A Post-Human World
I have a newer friend whom I am growing to appreciate. By newer, I mean that I met him within the last couple years, so the relationship is young. On top of that, Glenn lives in Australia! So far, I have never visited Australia, so that means we have not met on his turf. I met him a couple years ago at a conference. We both had written papers and were paired to present in a session of the conference. We took a liking to each other and a budding relationship began.
Glenn is an Anglican priest. Much of his ministry is done as a chaplain in an Anglican school in Australia. Essentially, he is working with high school students. When I met him, I could understand why he was involved in this ministry. Even though he must be in his 50s, he has a boyish look and certainly spirit. It was easy to imagine him being the ringleader for a bunch of guys doing things that pushed the boundary of fun and acceptability.
I recently read a little paper he wrote and found myself intrigued and challenged by his thoughts. The title of the piece was inviting: “To Be or Not To Be: Identity Formation in a Post-Human World.” Clearly the first part of the title shows him playing around with the famous words from Shakespeare. The focus on identity formation interests me because I give some focus to that in my own college teaching. The traditional college age student predictably is going through a kind of identity transition. Many of them are transitioning from the son or daughter who lives in the parents’ home. At college, they are on their own---some of them for the first time in their lives. They are now more free to become the person they want to be.
It was the last idea in Glenn’s title that challenged me. Do I even know what a post-human world means? I have heard of a post-Christian world and charges that America is now post-Christian. While this is debatable, I know the debate is whether our country is functionally Christian any more? Clearly, our country was for much of our history. But post-human, that was a new one for me.
I get a clue what Glenn is up to when I got into some of the details of the article. He claims, “It appears we have entered into the ever-changing, ever-challenging world of the post-human and post-humanism. The world of the human and humanism was understood as the place where human beings were recognized as the pinnacle of all creation, the finest and most perfect of all beings.” This description fits very well the impression I took from my Sunday school days. Humans were the top dogs of the created world. In some real sense, humans were the reason the world was created.
The post-human world understands humans have a place in the world, but we are not top dogs. We are just part of a larger picture. Glenn also adds the emphasis upon technology as a shaper of identity. In fact, he argues, technology is creating worlds most of us have no clue how to navigate. But often the younger ones do know how to navigate these new worlds. Are they becoming different kinds of people---having a different kind of identity than those of us who are more pre-techies?
I do think there is something to this. I have read some studies that suggest people who spend ample time on computers playing games, etc. so seem to have their brains wired a little differently. It also seems true that some folks who are electronically addicted spend much less time in personal interaction. Sitting in a coffee shop having a conversation is not the same as relating to others via Twitter or Facebook.
Put simply, I think it can be argued that how we are with each other determines in part who we are.
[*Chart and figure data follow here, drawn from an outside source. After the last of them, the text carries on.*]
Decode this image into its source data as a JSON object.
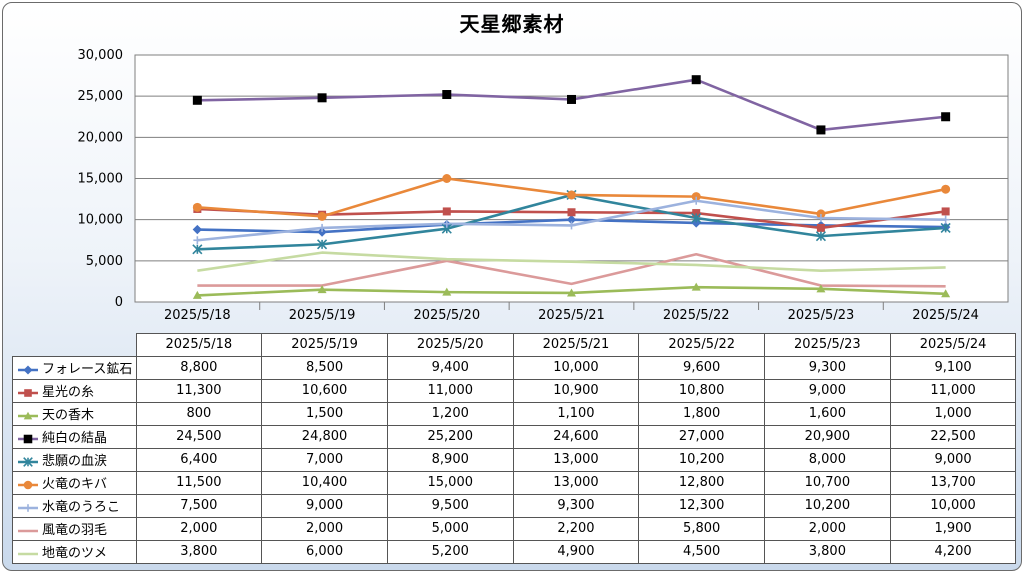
{
  "chart_data": {
    "type": "line",
    "title": "天星郷素材",
    "categories": [
      "2025/5/18",
      "2025/5/19",
      "2025/5/20",
      "2025/5/21",
      "2025/5/22",
      "2025/5/23",
      "2025/5/24"
    ],
    "ylim": [
      0,
      30000
    ],
    "yticks": [
      0,
      5000,
      10000,
      15000,
      20000,
      25000,
      30000
    ],
    "ytick_labels": [
      "0",
      "5,000",
      "10,000",
      "15,000",
      "20,000",
      "25,000",
      "30,000"
    ],
    "grid": true,
    "legend": "data-table",
    "series": [
      {
        "name": "フォレース鉱石",
        "color": "#4472c4",
        "marker": "diamond",
        "values": [
          8800,
          8500,
          9400,
          10000,
          9600,
          9300,
          9100
        ],
        "labels": [
          "8,800",
          "8,500",
          "9,400",
          "10,000",
          "9,600",
          "9,300",
          "9,100"
        ]
      },
      {
        "name": "星光の糸",
        "color": "#c0504d",
        "marker": "square",
        "values": [
          11300,
          10600,
          11000,
          10900,
          10800,
          9000,
          11000
        ],
        "labels": [
          "11,300",
          "10,600",
          "11,000",
          "10,900",
          "10,800",
          "9,000",
          "11,000"
        ]
      },
      {
        "name": "天の香木",
        "color": "#9bbb59",
        "marker": "triangle",
        "values": [
          800,
          1500,
          1200,
          1100,
          1800,
          1600,
          1000
        ],
        "labels": [
          "800",
          "1,500",
          "1,200",
          "1,100",
          "1,800",
          "1,600",
          "1,000"
        ]
      },
      {
        "name": "純白の結晶",
        "color": "#8064a2",
        "marker": "blacksquare",
        "values": [
          24500,
          24800,
          25200,
          24600,
          27000,
          20900,
          22500
        ],
        "labels": [
          "24,500",
          "24,800",
          "25,200",
          "24,600",
          "27,000",
          "20,900",
          "22,500"
        ]
      },
      {
        "name": "悲願の血涙",
        "color": "#31859c",
        "marker": "star",
        "values": [
          6400,
          7000,
          8900,
          13000,
          10200,
          8000,
          9000
        ],
        "labels": [
          "6,400",
          "7,000",
          "8,900",
          "13,000",
          "10,200",
          "8,000",
          "9,000"
        ]
      },
      {
        "name": "火竜のキバ",
        "color": "#e9883a",
        "marker": "circle",
        "values": [
          11500,
          10400,
          15000,
          13000,
          12800,
          10700,
          13700
        ],
        "labels": [
          "11,500",
          "10,400",
          "15,000",
          "13,000",
          "12,800",
          "10,700",
          "13,700"
        ]
      },
      {
        "name": "水竜のうろこ",
        "color": "#9cb2de",
        "marker": "plus",
        "values": [
          7500,
          9000,
          9500,
          9300,
          12300,
          10200,
          10000
        ],
        "labels": [
          "7,500",
          "9,000",
          "9,500",
          "9,300",
          "12,300",
          "10,200",
          "10,000"
        ]
      },
      {
        "name": "風竜の羽毛",
        "color": "#db9a9a",
        "marker": "none",
        "values": [
          2000,
          2000,
          5000,
          2200,
          5800,
          2000,
          1900
        ],
        "labels": [
          "2,000",
          "2,000",
          "5,000",
          "2,200",
          "5,800",
          "2,000",
          "1,900"
        ]
      },
      {
        "name": "地竜のツメ",
        "color": "#c6dba2",
        "marker": "none",
        "values": [
          3800,
          6000,
          5200,
          4900,
          4500,
          3800,
          4200
        ],
        "labels": [
          "3,800",
          "6,000",
          "5,200",
          "4,900",
          "4,500",
          "3,800",
          "4,200"
        ]
      }
    ]
  }
}
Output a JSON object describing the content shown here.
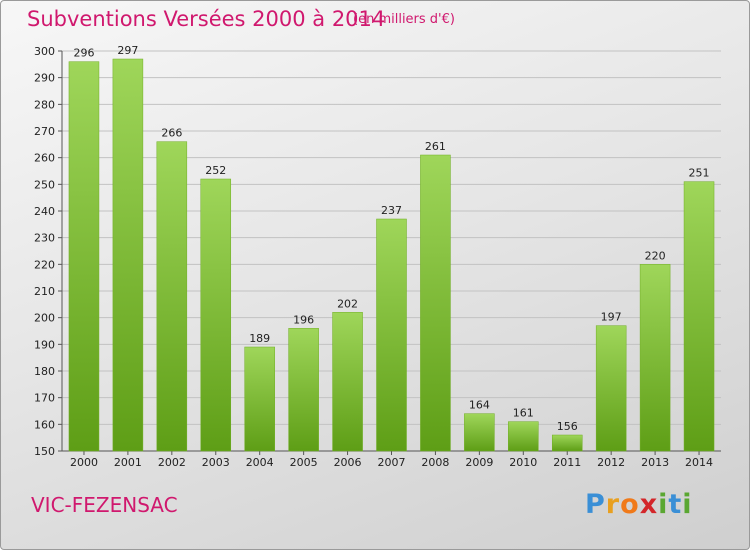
{
  "title": "Subventions Versées 2000 à 2014",
  "subtitle": "(en milliers d'€)",
  "commune": "VIC-FEZENSAC",
  "brand": "Proxiti",
  "colors": {
    "title": "#d0186e",
    "bar_light": "#9fd65a",
    "bar_dark": "#5e9e16",
    "grid": "#c2c2c2",
    "axis": "#555555"
  },
  "chart_data": {
    "type": "bar",
    "title": "Subventions Versées 2000 à 2014",
    "xlabel": "",
    "ylabel": "",
    "categories": [
      "2000",
      "2001",
      "2002",
      "2003",
      "2004",
      "2005",
      "2006",
      "2007",
      "2008",
      "2009",
      "2010",
      "2011",
      "2012",
      "2013",
      "2014"
    ],
    "values": [
      296,
      297,
      266,
      252,
      189,
      196,
      202,
      237,
      261,
      164,
      161,
      156,
      197,
      220,
      251
    ],
    "ylim": [
      150,
      300
    ],
    "yticks": [
      150,
      160,
      170,
      180,
      190,
      200,
      210,
      220,
      230,
      240,
      250,
      260,
      270,
      280,
      290,
      300
    ],
    "grid": true,
    "data_labels": true
  }
}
This does have implications for understanding humans in spiritual terms. And specifically, those of us who take seriously the biblical account that human beings are children of God may have to think about this in new ways.
I join the chorus of spiritual people who want to affirm that humans are created in the image of God. Of course, I don’t take that literally. God does not look like me. The image of God in which I am created is spiritual; it is invisible. But I do make that image visible in the ways of love and act. In the old days that would have been called the godly life.
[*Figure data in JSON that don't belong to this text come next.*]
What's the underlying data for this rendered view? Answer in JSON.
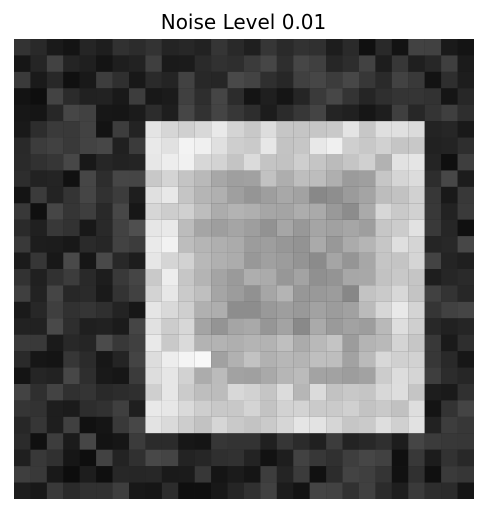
{
  "title": "Noise Level 0.01",
  "colormap": "grayscale",
  "image": {
    "rows": 28,
    "cols": 28,
    "description_shape": "rounded square"
  }
}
The way I connect this to Glenn’s idea that we now live in a post-human world is not to assume we are not humans any longer. We have not become sub-human. What is at stake is our sense of being humans in a bigger world and universe than we ever were able to conceive. Humans have not been demoted. We simply have been put in our place.
I covet the idea that I am created in the image of God. Frankly I don’t care whether I am the center of the universe or if I am marginal and at the edge of the picture. My goal is not to be king of the world. My hope is to be a member of the kingdom of God. If I can become a kingdom-participant, I will have fulfilled God’s dream for me: to have become a child of God.